Старушка вздрогнула, сорвала с носа очки и зашаталась, забормотала что-то, потом громко вскрикнула и бросилась мне на шею, рыдая:
— Мой мальчик, дорогой мой мальчик!
— Как, матушка, — говорю я, — так это вы?
Я сел на диванчик в передней и предоставил ей возможность целовать меня, сколько ей нравится. Услыхав крики и рыданья, на лестницу выбежала женщина — моя сестра Элиза, собрались жильцы. Горничная приносила то стакан воды, то еще что-то, а я был предметом всеобщего внимания. Но задерживаться у них мне было нельзя: нужно было разносить письма. Однако вечером, после работы я вернулся к матери и сестре, и тут-то, за бутылкой доброго старого вина и блюдом чудесной тушеной баранины с репой, я наконец расположился со всеми удобствами.
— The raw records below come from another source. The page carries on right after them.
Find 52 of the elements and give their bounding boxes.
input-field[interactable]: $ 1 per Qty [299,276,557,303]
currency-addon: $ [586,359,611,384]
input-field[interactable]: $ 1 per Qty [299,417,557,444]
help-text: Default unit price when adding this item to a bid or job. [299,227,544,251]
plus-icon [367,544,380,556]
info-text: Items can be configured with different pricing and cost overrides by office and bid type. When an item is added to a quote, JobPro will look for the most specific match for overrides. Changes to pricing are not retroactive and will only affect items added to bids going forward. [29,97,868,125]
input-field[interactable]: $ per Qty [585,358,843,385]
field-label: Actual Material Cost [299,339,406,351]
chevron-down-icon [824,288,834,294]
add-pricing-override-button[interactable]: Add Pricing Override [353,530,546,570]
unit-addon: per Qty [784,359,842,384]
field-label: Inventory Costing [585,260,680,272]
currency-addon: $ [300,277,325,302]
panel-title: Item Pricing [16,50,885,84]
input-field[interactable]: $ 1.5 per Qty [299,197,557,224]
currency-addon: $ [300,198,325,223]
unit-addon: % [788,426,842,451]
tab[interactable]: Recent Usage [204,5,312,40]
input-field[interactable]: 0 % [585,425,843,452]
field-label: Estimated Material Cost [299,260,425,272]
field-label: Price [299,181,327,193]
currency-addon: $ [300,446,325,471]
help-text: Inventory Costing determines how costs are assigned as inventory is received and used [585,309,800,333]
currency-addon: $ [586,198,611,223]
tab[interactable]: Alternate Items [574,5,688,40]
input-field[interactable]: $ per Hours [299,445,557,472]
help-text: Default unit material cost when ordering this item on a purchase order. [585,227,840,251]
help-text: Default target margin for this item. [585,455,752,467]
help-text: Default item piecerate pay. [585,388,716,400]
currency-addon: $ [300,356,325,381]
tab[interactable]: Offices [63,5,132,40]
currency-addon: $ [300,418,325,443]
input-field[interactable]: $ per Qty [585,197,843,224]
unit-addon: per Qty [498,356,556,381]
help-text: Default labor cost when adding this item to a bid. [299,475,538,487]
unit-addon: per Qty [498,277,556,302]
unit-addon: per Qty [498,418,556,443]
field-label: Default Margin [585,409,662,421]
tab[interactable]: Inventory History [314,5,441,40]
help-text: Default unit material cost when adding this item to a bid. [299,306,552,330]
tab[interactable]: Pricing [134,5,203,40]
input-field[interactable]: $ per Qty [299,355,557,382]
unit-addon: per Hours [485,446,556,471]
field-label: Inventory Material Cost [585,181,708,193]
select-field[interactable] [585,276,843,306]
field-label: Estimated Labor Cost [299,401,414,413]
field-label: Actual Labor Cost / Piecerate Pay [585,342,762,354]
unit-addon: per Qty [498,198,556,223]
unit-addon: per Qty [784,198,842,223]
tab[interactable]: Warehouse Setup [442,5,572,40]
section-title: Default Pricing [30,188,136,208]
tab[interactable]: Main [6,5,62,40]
Декабрь. 'Зима междоусобий наших'
Матушка, оказывается, держала пансион в доме на Дьюк-стрит вот уже больше двух лет. Я узнал кое-какие столы и стулья из дорогого моему сердцу Слоффемск-вигла, а также чашу, в которой велел сварить тот знаменитый пунш в день отъезда матушки и сестер, — правда, они его и не пригубили, так что допивать пришлось мне самому уже после их отъезда, но это к делу не относится.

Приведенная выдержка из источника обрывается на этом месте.